Prodotti Non Food: gli acquisti rallentano, ma non per i cosmetici 

Nel 2023 la spesa degli italiani destinata all’acquisto di prodotti non alimentari supera 110,3 miliardi di euro, ma rallenta la crescita, segnando un +0,4% contro il +4,3% del 2022.
Si allarga poi la forbice tra i comparti merceologici. I top performer sono i prodotti di profumeria, seguiti a distanza dai prodotti di automedicazione, mentre elettronica di consumo, edutainment, abbigliamento e calzature chiudono l’anno con un risultato negativo.

Il miglior balzo in avanti è infatti quello dei prodotti di profumeria, che chiude il 2023 con 7,5 miliardi di euro di vendite (+11,1%). Restano comunque abbigliamento e calzature, elettronica di consumo, mobili e arredamento, bricolage a detenere complessivamente una quota del 65,4% sul giro d’affari totale del settore.
Emerge dall’edizione 2024 dell’Osservatorio Non Food di GS1 Italy, che analizza l’andamento di 13 comparti non alimentari.

I comparti che chiudono il 2023 con un segno più

Oltre alla profumeria, gli altri comparti generano nel 2023 un fatturato maggiore rispetto a quello ottenuto nel 2019.
Sono i prodotti di ottica, con 2,7 miliardi di euro di vendite (+1,3%), tessile casa, con 1,3 miliardi di euro (+0,9%), e giocattoli, con 1,1 miliardi di euro (+2,7%).

L’edutainment, invece, chiude il 2023 con 4,7 miliardi di euro di sell-out ( -1,6%).
Tre comparti sono poi accomunati da un bilancio annuo positivo, ma ancora inferiore al sell-out del 2019: articoli per lo sport (6,1 miliardi, +1,5 sul 2022), casalinghi (4,4 miliardi, +2,8%) e cancelleria (1,2 miliardi, +0,2%).

…e quelli in frenata

Nonostante sia al primo posto del ranking per fatturato, nel 2023 abbigliamento e calzature si ferma a 21,6 miliardi di euro di vendite (-0,9%), lontano dai valori pre-Covid (-5,6% tra 2019 e 2023), con l’unico canale in crescita l’online (+8,6% vs 2019).
Al secondo posto scende l’elettronica di consumo, che in un anno perde il 4,8% delle vendite in valore, fermandosi a 21,1 miliardi di sell-out.

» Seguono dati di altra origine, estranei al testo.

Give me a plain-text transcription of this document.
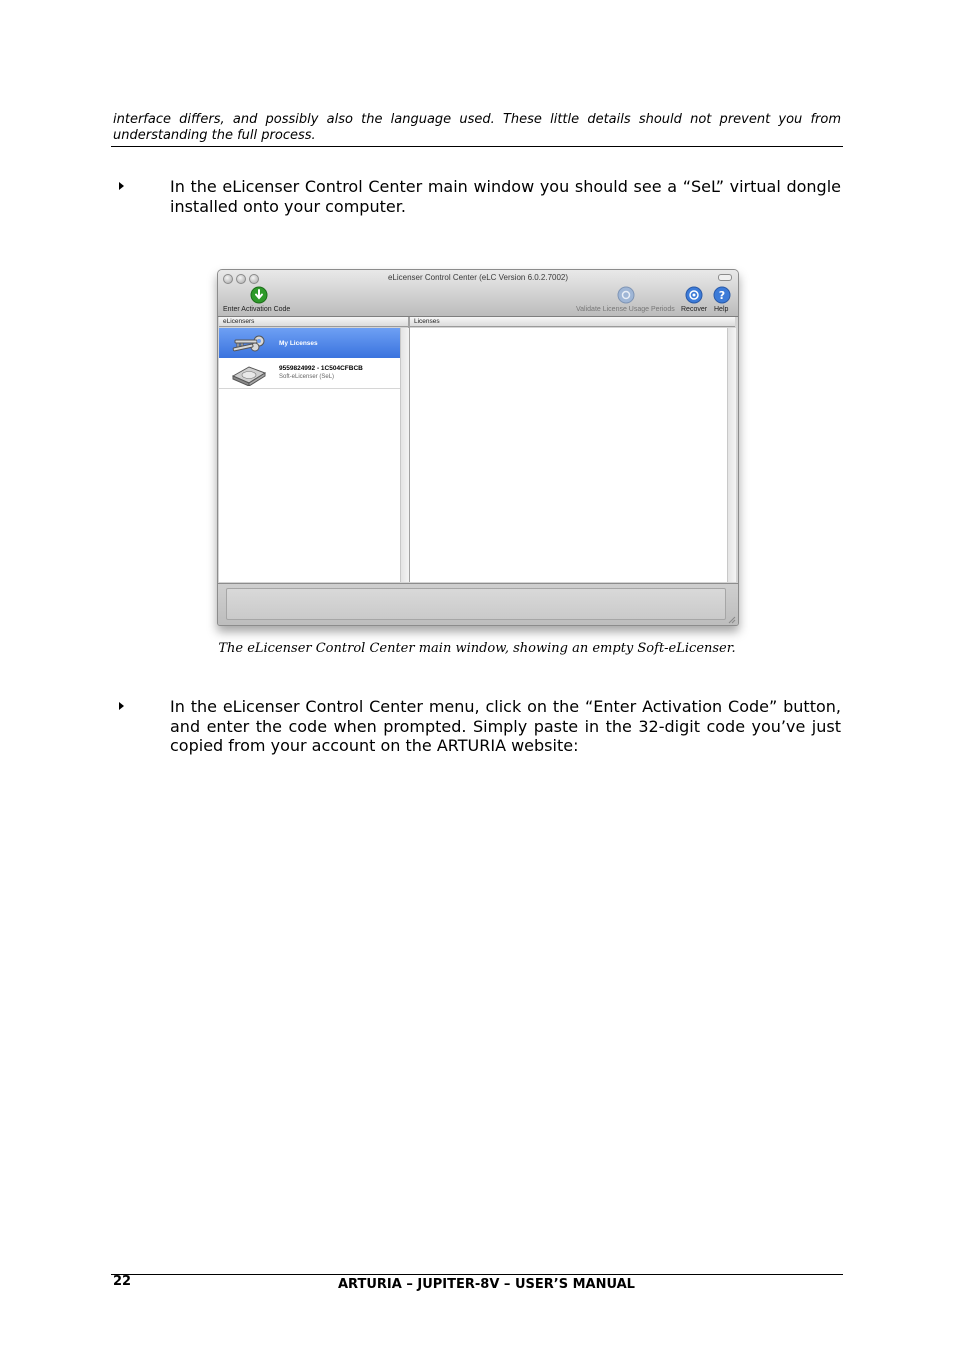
interface differs, and possibly also the language used. These little details should not prevent you from understanding the full process.
In the eLicenser Control Center main window you should see a “SeL” virtual dongle installed onto your computer.
eLicenser Control Center (eLC Version 6.0.2.7002)
Enter Activation Code	Validate License Usage Periods Recover
?
Help
eLicensers	Licenses
My Licenses
9559824992 - 1C504CFBCB
Soft-eLicenser (SeL)
The eLicenser Control Center main window, showing an empty Soft-eLicenser.
In the eLicenser Control Center menu, click on the “Enter Activation Code” button, and enter the code when prompted. Simply paste in the 32-digit code you’ve just copied from your account on the ARTURIA website:
22	ARTURIA – JUPITER-8V – USER’S MANUAL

Il comparto mobili e arredamento, al terzo posto, chiude il 2023 con un aumento Dell’1,9% delle vendite (15,9 miliardi). In espansione anche il sell-out del bricolage (+0,7% sul 2022), ammontato a 13,5 miliardi di euro.
Al quinto posto si confermano i prodotti di automedicazione, con 8,7 miliardi di euro di giro d’affari (+4,2% sul 2022, +16,8% vs 2019.

Il trend riflette le priorità degli italiani

“Il 2023 ha segnato una nuova tappa nel percorso di ripresa dei consumi non alimentari, che mostra un trend di +6,2% nel quinquennio 2019-2023 – dichiara Marco Cuppini, research and communication director GS1 Italy -. Questa tendenza di fondo ha mostrato un’intensità diversa all’interno dei singoli settori merceologici, rispecchiando differenti atteggiamenti degli italiani nei confronti degli acquisti di prodotti Non Food. Ad esempio, l’attenzione al benessere personale ha sostenuto la spesa destinata ai prodotti cosmetici e di automedicazione, mentre la conferma dei bonus statali ha incentivato gli italiani ad ammodernare le proprie case, con interventi di efficientamento energetico e di aumento del comfort domestico”.